Open aliburchard opened 9 years ago

aliburchard commented 9 years ago

There are 43 subjects in the gold-standard dataset that have an invalid code != 0. I discovered this by querying subjects in the gold data that were not in consensus data.
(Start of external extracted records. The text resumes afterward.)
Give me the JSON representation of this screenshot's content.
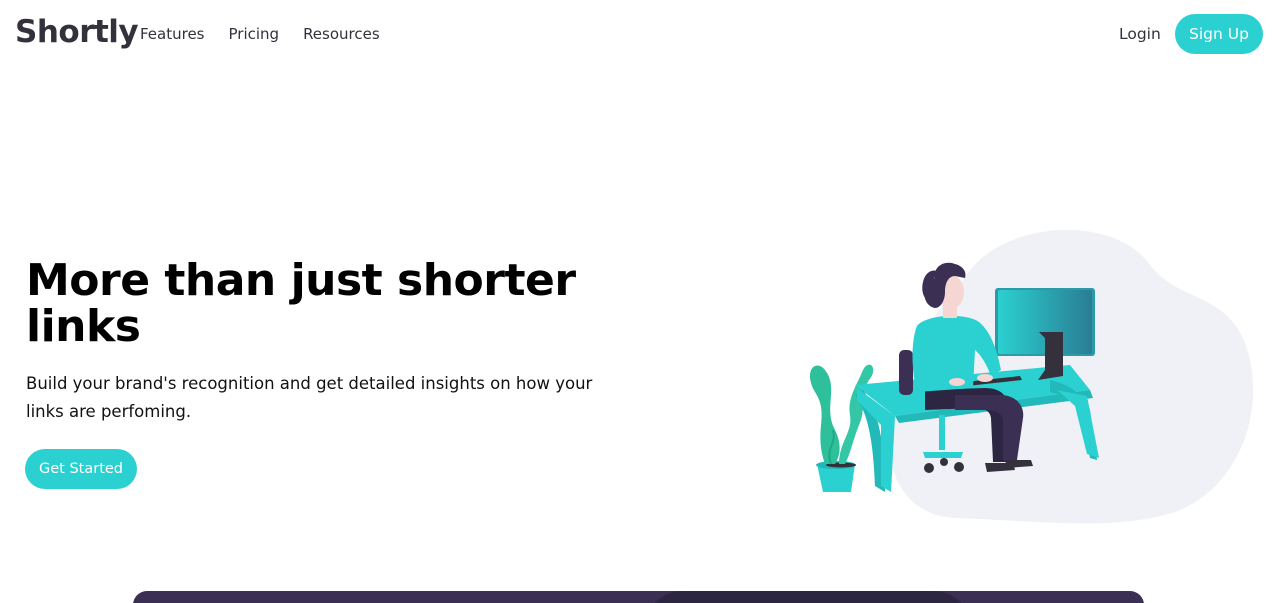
{
  "nav": {
    "logo": "Shortly",
    "links": [
      "Features",
      "Pricing",
      "Resources"
    ],
    "login": "Login",
    "signup": "Sign Up"
  },
  "hero": {
    "title": "More than just shorter links",
    "subtitle": "Build your brand's recognition and get detailed insights on how your links are perfoming.",
    "cta": "Get Started"
  },
  "illustration": {
    "icon": "person-working-at-desk-illustration"
  },
  "colors": {
    "primary": "#2bd0d0",
    "dark_violet": "#3b3054",
    "text": "#34313d",
    "blob": "#f0f1f6"
  }
}
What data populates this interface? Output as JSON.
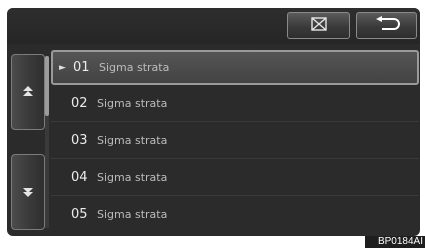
{
  "toolbar": {
    "close_icon": "close-box-icon",
    "back_icon": "return-arrow-icon"
  },
  "side": {
    "up_icon": "page-up-icon",
    "down_icon": "page-down-icon"
  },
  "tracks": [
    {
      "number": "01",
      "name": "Sigma strata",
      "selected": true,
      "marker": "►"
    },
    {
      "number": "02",
      "name": "Sigma strata",
      "selected": false,
      "marker": ""
    },
    {
      "number": "03",
      "name": "Sigma strata",
      "selected": false,
      "marker": ""
    },
    {
      "number": "04",
      "name": "Sigma strata",
      "selected": false,
      "marker": ""
    },
    {
      "number": "05",
      "name": "Sigma strata",
      "selected": false,
      "marker": ""
    }
  ],
  "figure_code": "BP0184AI"
}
I think that the consensus data ( in the sql db) should include invalid codes 2 and 3, but maybe the consensus data published on dryad should not, as the times are definitely bad.

The 43 images are below:

ASG000byl0
ASG000bymn
ASG000bymt
ASG000bymu
ASG000bymw
ASG000byn0
ASG000byno
ASG000bynu
ASG000bynv
ASG000bynx
ASG000byol
ASG000byom
ASG000byop
ASG000byp9
ASG000bypi
ASG000byql
ASG000byqp
ASG000bys8
ASG000bysy
ASG000byu3
ASG000byuy
ASG000byvu
ASG000bywu
ASG000byx4
ASG000byy7
ASG000byz7
ASG000byz8
ASG000bz2u
ASG000bz2y
ASG000bz39
ASG000bz39
ASG000bz3f
ASG000bz4v
ASG000bz5x
ASG000bz6m
ASG000bz6u
ASG000bz76
ASG000cs4i
ASG000euz9
ASG000euz9
ASG000ev2e
ASG000ev3i
ASG000ev4u
ASG000bz7l
ASG000oaw1
ASG000r71o
ASG000yvy0
mkosmala commented 9 years ago

Ah right. Okay, not as bad as I was thinking. So as I understand it:

  1. The invalid images have valid classifications, but bad time stamps.
  2. When we created the formal dataset, we left out invalid images because of their bad time stamps.
  3. But time stamps didn't matter for comparing to gold standard, so we hadn't paid attention to that until now.

So... hmmm. I agree that probably best is to omit these 43 images from our published gold standard data. We'll have to rerun various stats and update the data descriptor text. Blarg. But good catch.